Taking a look at Gold, GLD chart shows a clean breakout above this week. We talked about the fact that as long as we held the high of the previous trading range, it looked like Gold was poised to have just this type of move higher. Next upside target comes in around $138.30 - $139.00.
Taking a look at interest rates, the ten year yield this week has hit a big target of mine as mentioned in a previous post only a few weeks ago. To me this has the potential of becoming at least a short term exhaustion point, I would not be surprised to see the next move in the ten year take it back down to the 2.3% - 2.4% area. However longer term I expect rates to continue to rise, although hopefully not at this pace.
The one chart (above) that all bulls should be concerned about and paying close attention too. The cumulative advance - decline line continues to deteriorate and is in danger of confirming a double top. We pointed this divergence out weeks ago, that as the S+P 500 made a new all time high the market breadth failed to follow along. Although this is not an exact market timing tool, it is easy to understand that the major averages can not continue to march higher if breadth is not moving alongside. We will continue to monitor this development over the coming weeks.
I wanted to conclude by taking a look at Cisco (CSCO). Wednesday afternoon's earnings release caused some selling in the stock and it now finds itself over 7% down from most recent highs. Taking a closer look I believe a strong case can be made that what we saw was a result of more profit taking as opposed to something else. The weekly chart above shows the stock price nearing strong resistance as defined by the 2010 and 2008 bull market highs and the stock had already matched the size of the last short term bull market. Going forward, from a technical perspective I believe the worst case in this stock would be a move down into strong support in the $21-$22 level.
Here we see a daily chart of CSCO showing Friday's price action has now taken us back into support defined by the initial breakout day. Also note the difference in volume during this week's sell off compared to last quarter's breakout higher.

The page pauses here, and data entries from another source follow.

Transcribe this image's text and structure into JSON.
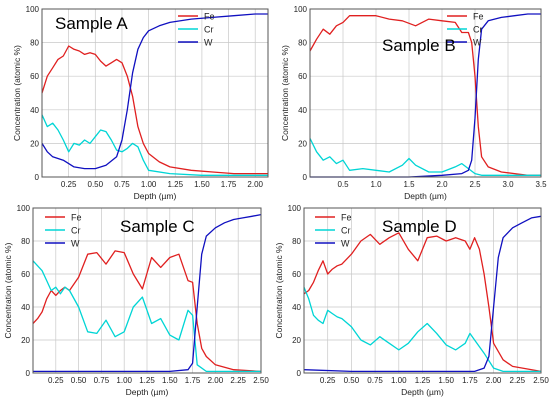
{
  "chart_data": [
    {
      "type": "line",
      "title": "Sample A",
      "xlabel": "Depth (µm)",
      "ylabel": "Concentration (atomic %)",
      "xlim": [
        0,
        2.12
      ],
      "ylim": [
        0,
        100
      ],
      "xticks": [
        "0.25",
        "0.50",
        "0.75",
        "1.00",
        "1.25",
        "1.50",
        "1.75",
        "2.00"
      ],
      "xtick_values": [
        0.25,
        0.5,
        0.75,
        1.0,
        1.25,
        1.5,
        1.75,
        2.0
      ],
      "yticks": [
        "0",
        "20",
        "40",
        "60",
        "80",
        "100"
      ],
      "grid": true,
      "legend_position": "top-right",
      "series": [
        {
          "name": "Fe",
          "color": "#e02020",
          "x": [
            0,
            0.05,
            0.1,
            0.15,
            0.2,
            0.25,
            0.3,
            0.35,
            0.4,
            0.45,
            0.5,
            0.55,
            0.6,
            0.65,
            0.7,
            0.75,
            0.8,
            0.85,
            0.9,
            0.95,
            1.0,
            1.1,
            1.2,
            1.4,
            1.6,
            1.8,
            2.0,
            2.12
          ],
          "y": [
            50,
            60,
            65,
            70,
            72,
            78,
            76,
            75,
            73,
            74,
            73,
            69,
            66,
            68,
            70,
            68,
            60,
            48,
            30,
            20,
            14,
            9,
            6,
            4,
            3,
            2,
            2,
            2
          ]
        },
        {
          "name": "Cr",
          "color": "#00d5d5",
          "x": [
            0,
            0.05,
            0.1,
            0.15,
            0.2,
            0.25,
            0.3,
            0.35,
            0.4,
            0.45,
            0.5,
            0.55,
            0.6,
            0.65,
            0.7,
            0.75,
            0.8,
            0.85,
            0.9,
            0.95,
            1.0,
            1.2,
            1.5,
            2.12
          ],
          "y": [
            37,
            30,
            32,
            28,
            22,
            15,
            20,
            19,
            22,
            20,
            24,
            28,
            27,
            22,
            16,
            15,
            17,
            20,
            18,
            10,
            4,
            2,
            1,
            1
          ]
        },
        {
          "name": "W",
          "color": "#1010c0",
          "x": [
            0,
            0.05,
            0.1,
            0.2,
            0.3,
            0.4,
            0.5,
            0.6,
            0.7,
            0.75,
            0.8,
            0.85,
            0.9,
            0.95,
            1.0,
            1.1,
            1.2,
            1.4,
            1.6,
            1.8,
            2.0,
            2.12
          ],
          "y": [
            20,
            15,
            12,
            10,
            6,
            5,
            5,
            7,
            12,
            22,
            40,
            62,
            76,
            83,
            87,
            90,
            92,
            94,
            95,
            96,
            97,
            97
          ]
        }
      ]
    },
    {
      "type": "line",
      "title": "Sample B",
      "xlabel": "Depth (µm)",
      "ylabel": "Concentration (atomic %)",
      "xlim": [
        0,
        3.5
      ],
      "ylim": [
        0,
        100
      ],
      "xticks": [
        "0.5",
        "1.0",
        "1.5",
        "2.0",
        "2.5",
        "3.0",
        "3.5"
      ],
      "xtick_values": [
        0.5,
        1.0,
        1.5,
        2.0,
        2.5,
        3.0,
        3.5
      ],
      "yticks": [
        "0",
        "20",
        "40",
        "60",
        "80",
        "100"
      ],
      "grid": true,
      "legend_position": "top-right",
      "series": [
        {
          "name": "Fe",
          "color": "#e02020",
          "x": [
            0,
            0.1,
            0.2,
            0.3,
            0.4,
            0.5,
            0.6,
            0.8,
            1.0,
            1.2,
            1.4,
            1.6,
            1.8,
            2.0,
            2.2,
            2.3,
            2.4,
            2.45,
            2.5,
            2.55,
            2.6,
            2.7,
            2.9,
            3.1,
            3.3,
            3.5
          ],
          "y": [
            75,
            82,
            88,
            85,
            90,
            92,
            96,
            96,
            96,
            94,
            93,
            90,
            94,
            93,
            92,
            86,
            86,
            80,
            60,
            30,
            12,
            6,
            3,
            2,
            1,
            1
          ]
        },
        {
          "name": "Cr",
          "color": "#00d5d5",
          "x": [
            0,
            0.1,
            0.2,
            0.3,
            0.4,
            0.5,
            0.6,
            0.8,
            1.0,
            1.2,
            1.4,
            1.5,
            1.6,
            1.8,
            2.0,
            2.2,
            2.3,
            2.4,
            2.5,
            2.6,
            2.8,
            3.0,
            3.5
          ],
          "y": [
            23,
            15,
            10,
            12,
            8,
            10,
            4,
            5,
            4,
            3,
            7,
            11,
            7,
            3,
            3,
            6,
            8,
            5,
            2,
            1,
            1,
            1,
            1
          ]
        },
        {
          "name": "W",
          "color": "#1010c0",
          "x": [
            0,
            0.5,
            1.0,
            1.5,
            2.0,
            2.3,
            2.4,
            2.45,
            2.5,
            2.55,
            2.6,
            2.7,
            2.9,
            3.1,
            3.3,
            3.5
          ],
          "y": [
            0,
            0,
            0,
            0,
            1,
            2,
            4,
            10,
            35,
            70,
            88,
            93,
            95,
            96,
            97,
            97
          ]
        }
      ]
    },
    {
      "type": "line",
      "title": "Sample C",
      "xlabel": "Depth (µm)",
      "ylabel": "Concentration (atomic %)",
      "xlim": [
        0,
        2.5
      ],
      "ylim": [
        0,
        100
      ],
      "xticks": [
        "0.25",
        "0.50",
        "0.75",
        "1.00",
        "1.25",
        "1.50",
        "1.75",
        "2.00",
        "2.25",
        "2.50"
      ],
      "xtick_values": [
        0.25,
        0.5,
        0.75,
        1.0,
        1.25,
        1.5,
        1.75,
        2.0,
        2.25,
        2.5
      ],
      "yticks": [
        "0",
        "20",
        "40",
        "60",
        "80",
        "100"
      ],
      "grid": true,
      "legend_position": "top-left",
      "series": [
        {
          "name": "Fe",
          "color": "#e02020",
          "x": [
            0,
            0.05,
            0.1,
            0.15,
            0.2,
            0.25,
            0.3,
            0.35,
            0.4,
            0.5,
            0.6,
            0.7,
            0.8,
            0.9,
            1.0,
            1.1,
            1.2,
            1.3,
            1.4,
            1.5,
            1.6,
            1.7,
            1.75,
            1.8,
            1.85,
            1.9,
            2.0,
            2.2,
            2.5
          ],
          "y": [
            30,
            33,
            37,
            45,
            50,
            47,
            50,
            52,
            50,
            58,
            72,
            73,
            66,
            74,
            73,
            60,
            51,
            70,
            64,
            70,
            72,
            56,
            55,
            30,
            15,
            10,
            5,
            2,
            1
          ]
        },
        {
          "name": "Cr",
          "color": "#00d5d5",
          "x": [
            0,
            0.05,
            0.1,
            0.15,
            0.2,
            0.25,
            0.3,
            0.35,
            0.4,
            0.5,
            0.6,
            0.7,
            0.8,
            0.9,
            1.0,
            1.1,
            1.2,
            1.3,
            1.4,
            1.5,
            1.6,
            1.7,
            1.75,
            1.8,
            1.9,
            2.0,
            2.5
          ],
          "y": [
            68,
            65,
            62,
            56,
            50,
            52,
            48,
            52,
            50,
            40,
            25,
            24,
            32,
            22,
            25,
            40,
            46,
            30,
            33,
            23,
            20,
            38,
            35,
            5,
            1,
            1,
            1
          ]
        },
        {
          "name": "W",
          "color": "#1010c0",
          "x": [
            0,
            0.5,
            1.0,
            1.5,
            1.7,
            1.75,
            1.8,
            1.85,
            1.9,
            2.0,
            2.1,
            2.2,
            2.3,
            2.4,
            2.5
          ],
          "y": [
            1,
            1,
            1,
            1,
            2,
            6,
            40,
            72,
            83,
            88,
            91,
            93,
            94,
            95,
            96
          ]
        }
      ]
    },
    {
      "type": "line",
      "title": "Sample D",
      "xlabel": "Depth (µm)",
      "ylabel": "Concentration (atomic %)",
      "xlim": [
        0,
        2.5
      ],
      "ylim": [
        0,
        100
      ],
      "xticks": [
        "0.25",
        "0.50",
        "0.75",
        "1.00",
        "1.25",
        "1.50",
        "1.75",
        "2.00",
        "2.25",
        "2.50"
      ],
      "xtick_values": [
        0.25,
        0.5,
        0.75,
        1.0,
        1.25,
        1.5,
        1.75,
        2.0,
        2.25,
        2.5
      ],
      "yticks": [
        "0",
        "20",
        "40",
        "60",
        "80",
        "100"
      ],
      "grid": true,
      "legend_position": "top-left",
      "series": [
        {
          "name": "Fe",
          "color": "#e02020",
          "x": [
            0,
            0.05,
            0.1,
            0.15,
            0.2,
            0.25,
            0.3,
            0.35,
            0.4,
            0.5,
            0.6,
            0.7,
            0.8,
            0.9,
            1.0,
            1.1,
            1.2,
            1.3,
            1.4,
            1.5,
            1.6,
            1.7,
            1.75,
            1.8,
            1.85,
            1.9,
            1.95,
            2.0,
            2.1,
            2.2,
            2.5
          ],
          "y": [
            48,
            50,
            55,
            62,
            68,
            60,
            63,
            65,
            66,
            72,
            80,
            84,
            78,
            82,
            85,
            75,
            68,
            82,
            83,
            80,
            82,
            80,
            75,
            82,
            75,
            60,
            40,
            18,
            8,
            4,
            1
          ]
        },
        {
          "name": "Cr",
          "color": "#00d5d5",
          "x": [
            0,
            0.05,
            0.1,
            0.15,
            0.2,
            0.25,
            0.3,
            0.35,
            0.4,
            0.5,
            0.6,
            0.7,
            0.8,
            0.9,
            1.0,
            1.1,
            1.2,
            1.3,
            1.4,
            1.5,
            1.6,
            1.7,
            1.75,
            1.8,
            1.9,
            2.0,
            2.1,
            2.5
          ],
          "y": [
            52,
            45,
            35,
            32,
            30,
            38,
            36,
            34,
            33,
            28,
            20,
            17,
            22,
            18,
            14,
            18,
            25,
            30,
            24,
            17,
            14,
            18,
            24,
            20,
            12,
            3,
            1,
            1
          ]
        },
        {
          "name": "W",
          "color": "#1010c0",
          "x": [
            0,
            0.5,
            1.0,
            1.5,
            1.8,
            1.9,
            1.95,
            2.0,
            2.05,
            2.1,
            2.2,
            2.3,
            2.4,
            2.5
          ],
          "y": [
            2,
            1,
            1,
            1,
            1,
            3,
            10,
            40,
            70,
            82,
            88,
            91,
            94,
            95
          ]
        }
      ]
    }
  ]
}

I believe this stock is headed to $33 level over time and likely trade up to $40-$45 over the coming years.
This week's economic data is highlighted on Wednesday with US Existing home sales and FOMC meeting minutes. On Thursday and Friday we have the Jackson Hole Symposium, Fed Chairman Ben Bernanke will not be attending so I would reason there will not be a whole lot of new information. However I am sure short term traders will find something in the statements to take a side on.